Uygur bölgesinde ise bambaşka bir gerçek, bir pozitif ayrımcılık söz konusu. Çin anakarası içinde tek çocuk sınırlamasından muaf tutulan tek ulus Uygurlar. Kentlerde iki çocuğa, kırsal bölgelerde ise dört çocuğa izin var. Uygur bölgesi (1) zaten nüfus yoğunluğu düşük bir bölge. (2) Halkın iki/dört çocuğu yeterli bulacağını ve daha fazla çocuk istemeyeceğini veya aileleri bu sayıda çocukla yetinmeye ikna etmenin kolay olduğunu düşünüyorlar. Böylece, sorunu bu halkın çocuk konusundaki hassasiyeti, kültürel değerleri ve dini inançları ile çatışmadan çözmenin yolunu bulduklarına inanıyorlar. Göründüğü kadarıyla, bu çözüm yolu sorunsuz çalışıyor denebilir.

Eğitim konusu

Uygurlar ana dillerinde eğitim görürler. Bu arada Çinceyi de öğrenirler. Ana dillerinde eğitim görmeleri fakat sınavın Çince olması nedeniyle, üniversite giriş sınavında bir pozitif ayrımcılık uygulanır ve olası dezavantajı gidermek için ek puanlar alırlar. Bu ek puanlardan yararlanmak uğruna, her yıl yanlış bildirimde bulunan ve evraklarında sahtecilik yapan Çin’in başka bölgelerinden öğrenciler yakalanıyor. Buna rağmen Uygurlar arasında üniversite eğitimi alanların oranının düşük olduğu söyleniyor.

Göç ve pasaport

Çin’de iç göç bildiğim kadarıyla halen izne tabi. Aslında uygulamada artık sadece “Şu şehirde şu işte çalışmaya gidiyorum. İşte evraklarım” kabilinden bir bildirimden ibaret (tabi ki can sıkıcı). Fakat özerk bölgelerden (Uygur bölgesi, Tibet, HK gibi) Çin’e ve bunun tersine göçler için prosedür biraz daha farklı ve uzun. Devlet, bölgede sorun çıkaran yapılarla ilişkisi olduğunu bildiklerine veya kuşkulandıklarına uzun zamandır iç göç izni ve pasaport vermiyor.

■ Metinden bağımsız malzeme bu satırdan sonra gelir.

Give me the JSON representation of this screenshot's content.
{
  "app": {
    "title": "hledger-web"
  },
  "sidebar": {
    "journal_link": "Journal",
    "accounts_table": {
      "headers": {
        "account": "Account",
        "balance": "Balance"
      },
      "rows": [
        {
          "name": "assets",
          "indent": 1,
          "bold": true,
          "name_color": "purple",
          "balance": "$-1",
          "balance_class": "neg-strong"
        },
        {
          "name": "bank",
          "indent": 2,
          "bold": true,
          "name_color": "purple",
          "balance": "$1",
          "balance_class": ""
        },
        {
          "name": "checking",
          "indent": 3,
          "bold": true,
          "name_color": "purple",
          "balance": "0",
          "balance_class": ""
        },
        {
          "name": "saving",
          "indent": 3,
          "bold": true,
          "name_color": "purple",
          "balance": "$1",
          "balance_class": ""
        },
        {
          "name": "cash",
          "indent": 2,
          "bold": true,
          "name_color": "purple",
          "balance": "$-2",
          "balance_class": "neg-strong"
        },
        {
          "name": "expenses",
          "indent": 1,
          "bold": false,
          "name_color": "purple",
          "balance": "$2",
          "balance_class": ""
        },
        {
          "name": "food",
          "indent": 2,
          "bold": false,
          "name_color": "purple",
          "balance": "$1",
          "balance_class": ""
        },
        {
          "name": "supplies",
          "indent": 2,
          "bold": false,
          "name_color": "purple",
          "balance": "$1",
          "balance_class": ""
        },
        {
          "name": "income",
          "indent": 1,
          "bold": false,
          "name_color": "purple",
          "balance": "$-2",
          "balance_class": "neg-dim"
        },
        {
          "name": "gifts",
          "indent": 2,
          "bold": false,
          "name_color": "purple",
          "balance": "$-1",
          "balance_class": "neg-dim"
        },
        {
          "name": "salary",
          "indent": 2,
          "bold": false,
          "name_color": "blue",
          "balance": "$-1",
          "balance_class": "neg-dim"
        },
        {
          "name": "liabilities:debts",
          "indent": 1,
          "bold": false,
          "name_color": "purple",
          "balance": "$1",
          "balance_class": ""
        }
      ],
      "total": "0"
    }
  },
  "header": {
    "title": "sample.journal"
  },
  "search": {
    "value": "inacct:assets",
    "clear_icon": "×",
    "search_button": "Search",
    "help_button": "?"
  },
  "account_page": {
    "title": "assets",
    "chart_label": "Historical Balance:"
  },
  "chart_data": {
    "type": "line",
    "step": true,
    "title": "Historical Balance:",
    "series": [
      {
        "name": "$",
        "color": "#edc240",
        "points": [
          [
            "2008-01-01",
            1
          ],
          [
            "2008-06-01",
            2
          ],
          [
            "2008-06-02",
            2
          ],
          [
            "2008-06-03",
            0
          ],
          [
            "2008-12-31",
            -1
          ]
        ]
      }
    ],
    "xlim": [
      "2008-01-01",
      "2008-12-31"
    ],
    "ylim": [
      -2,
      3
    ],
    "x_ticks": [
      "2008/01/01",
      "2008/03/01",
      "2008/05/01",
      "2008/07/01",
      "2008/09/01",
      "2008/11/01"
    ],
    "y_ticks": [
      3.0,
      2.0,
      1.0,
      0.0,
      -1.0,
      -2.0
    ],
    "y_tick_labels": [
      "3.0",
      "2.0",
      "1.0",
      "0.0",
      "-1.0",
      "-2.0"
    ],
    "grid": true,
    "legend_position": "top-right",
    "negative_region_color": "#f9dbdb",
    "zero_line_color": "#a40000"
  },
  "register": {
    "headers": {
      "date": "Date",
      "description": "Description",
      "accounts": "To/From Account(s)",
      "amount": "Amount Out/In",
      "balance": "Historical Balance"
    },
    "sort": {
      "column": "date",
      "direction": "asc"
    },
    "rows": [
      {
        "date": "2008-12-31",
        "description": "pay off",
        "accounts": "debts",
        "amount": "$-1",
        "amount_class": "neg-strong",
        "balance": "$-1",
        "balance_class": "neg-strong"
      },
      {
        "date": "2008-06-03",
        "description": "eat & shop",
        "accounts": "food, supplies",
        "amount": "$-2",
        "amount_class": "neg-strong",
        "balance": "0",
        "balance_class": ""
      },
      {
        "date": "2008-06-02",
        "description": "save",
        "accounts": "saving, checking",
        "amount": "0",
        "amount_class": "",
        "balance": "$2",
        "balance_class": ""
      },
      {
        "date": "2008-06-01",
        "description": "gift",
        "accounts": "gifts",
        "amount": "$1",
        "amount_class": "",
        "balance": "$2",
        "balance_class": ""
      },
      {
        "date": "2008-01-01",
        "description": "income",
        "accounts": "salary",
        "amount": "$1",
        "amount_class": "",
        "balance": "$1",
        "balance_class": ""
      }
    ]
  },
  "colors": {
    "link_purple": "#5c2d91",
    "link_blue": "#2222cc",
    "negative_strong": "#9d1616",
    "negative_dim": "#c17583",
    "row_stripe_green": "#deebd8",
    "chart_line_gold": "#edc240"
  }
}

İç göç izninin bu kadar sıkılaşmasında Uygurlar ile Çinli işçiler arasında yaşanan birkaç olayın da payı var. Bu olaylardan biri bizim eyalette yaşandı. Bir Uygur göçmen aynı fabrikada çalıştığı diğer Uygurlara “Çinli işçilerin bir Uygur kadına tecavüz ettiklerini” söylemiş. Bir köşede kıstırdıkları birkaç Çinli işçiye hep birlikte saldırmışlar. Sonuç: İki ölü. Sonraları, kışkırtmanın nedeninin mesai ücretlerindeki farklılık olduğu anlaşıldı.

Göç izni alamamak sadece sıkı araştırma engeline takılan “bazıları” için geçerli bir sorun. Yoksa Çin’in özellikle Shenzen, Guangzhou, Tianjin, Shanghai ve diğer gelişmiş ve çok kültürlü şehirleri Uygur firmaları ve “Uygur lokantaları” ile dolu. Lokantaların müşterileri de çoğunlukla Çinliler.

Peki, sorun ne

Bence sorun nüfus yapısını melezleştirme politikasıyla ilişkili. Uygur bölgesine yıllar içinde çok sayıda Çinli göç ettirilmiş. Zaten yüzyıllardır o bölgenin insanı olan Hanlara bir de göçmenler eklenince Çinli nüfus epey artmış. Baştan beri devletten destek gören, bir ölçüde kayırılan bu nüfus özellikle kapitalist yoldan kalkınma politikalarının uygulanmaya başlanmasıyla birlikte zenginleşmişler. Dolayısıyla, bölgede ağırlıkları da artmış. Zenginleşme daha ilk bakışta anlaşılabilecek bir fark ortaya çıkarmış: Artık şehirlerin yoksul tarafında (çoğunlukla) Uygurlar, zengin tarafında ise Hanlar yaşıyor. Köktendinci yapılarla ilişkisi olanlar ve saldırılarda yer alanların neredeyse tamamı yoksullar, özellikle en yoksullar arasından çıkıyor. Uygurlar arasında da zenginler var ama sayıları Çinlilerle karşılaştırıldığında çok az sayılır.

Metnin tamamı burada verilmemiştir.